After being diagnosed with Chronic Obstructive Pulmonary Disease (COPD) and put on the corticosteroid course, a 50-year-old patient returned to the hospital and reported the deterioration of his condition. Chest X-ray revealed several cavitary lesions with shadows defined by the practical nurse as fungus balls, also known as aspergillomas. Aspergillosis is a disease caused by Aspergillus, a mold fungus that exists everywhere in clothes, shoes, or furniture. A person with a weakened immune system or a respiratory problem is at risk of this infection (Jenks & Hoenigl, 2018). In this case, the patient has COPD, and his immune system could be damaged by corticosteroid administration, which decreases lymphocyte counts and provokes the inability of the body to resist bacteria and viruses. There are several types of aspergillosis, depending on the location of the lesion, symptoms, and past medical history.

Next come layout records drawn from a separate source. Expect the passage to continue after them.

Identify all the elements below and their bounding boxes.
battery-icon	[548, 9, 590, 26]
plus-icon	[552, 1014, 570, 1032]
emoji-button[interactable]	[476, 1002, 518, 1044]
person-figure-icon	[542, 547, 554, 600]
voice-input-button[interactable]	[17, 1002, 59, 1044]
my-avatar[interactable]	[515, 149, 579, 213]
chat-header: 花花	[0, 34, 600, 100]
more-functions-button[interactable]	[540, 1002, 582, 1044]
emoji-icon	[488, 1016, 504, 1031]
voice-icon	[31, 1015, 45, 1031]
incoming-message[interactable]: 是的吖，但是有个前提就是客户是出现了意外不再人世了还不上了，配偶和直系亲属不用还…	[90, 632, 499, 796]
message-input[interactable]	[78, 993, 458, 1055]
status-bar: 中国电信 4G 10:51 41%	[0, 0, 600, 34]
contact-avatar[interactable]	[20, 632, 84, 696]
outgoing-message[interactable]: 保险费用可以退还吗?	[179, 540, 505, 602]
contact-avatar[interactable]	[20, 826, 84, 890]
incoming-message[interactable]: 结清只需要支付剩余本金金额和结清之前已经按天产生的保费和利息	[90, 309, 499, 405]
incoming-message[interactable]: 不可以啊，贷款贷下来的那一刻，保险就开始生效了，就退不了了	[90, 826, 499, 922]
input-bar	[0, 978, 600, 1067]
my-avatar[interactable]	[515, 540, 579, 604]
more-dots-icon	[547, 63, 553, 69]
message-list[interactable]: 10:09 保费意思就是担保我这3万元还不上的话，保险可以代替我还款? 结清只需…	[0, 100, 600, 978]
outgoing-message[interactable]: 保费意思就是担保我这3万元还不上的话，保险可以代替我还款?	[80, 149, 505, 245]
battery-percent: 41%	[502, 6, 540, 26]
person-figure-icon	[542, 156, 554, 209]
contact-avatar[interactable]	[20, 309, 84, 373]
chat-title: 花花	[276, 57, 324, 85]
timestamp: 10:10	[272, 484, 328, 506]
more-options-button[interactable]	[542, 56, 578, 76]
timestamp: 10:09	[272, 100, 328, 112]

Regarding the fact that the condition of the patient worsens and corticosteroids do not prevent the disease, it is necessary to create another effective pharmacological treatment plan. Antifungal medications are usually appropriate to manage the infection and help the patient stabilize. In most cases, Voriconazole, 200 mg every 12 hours, is recommended (Jenks & Hoenigl, 2018). If this drug cannot be taken because of some reason, Isavuconazole, Posaconazole, or Caspofungin should be considered and discussed with a healthcare provider in terms of their dosage and side effects. In addition, regular observations are required to check the patient’s condition and the outcomes of the chosen treatment. Depending on the severity and progress of aspergillosis, medications should be taken in about one week. Still, the doctor has to examine the patient’s condition and make a decision about the duration and intensity of treatment methods.
Reference
Jenks, J. D., & Hoenigl, M. (2018). Treatment of aspergillosis. Journal of Fungi, 4(3). Web.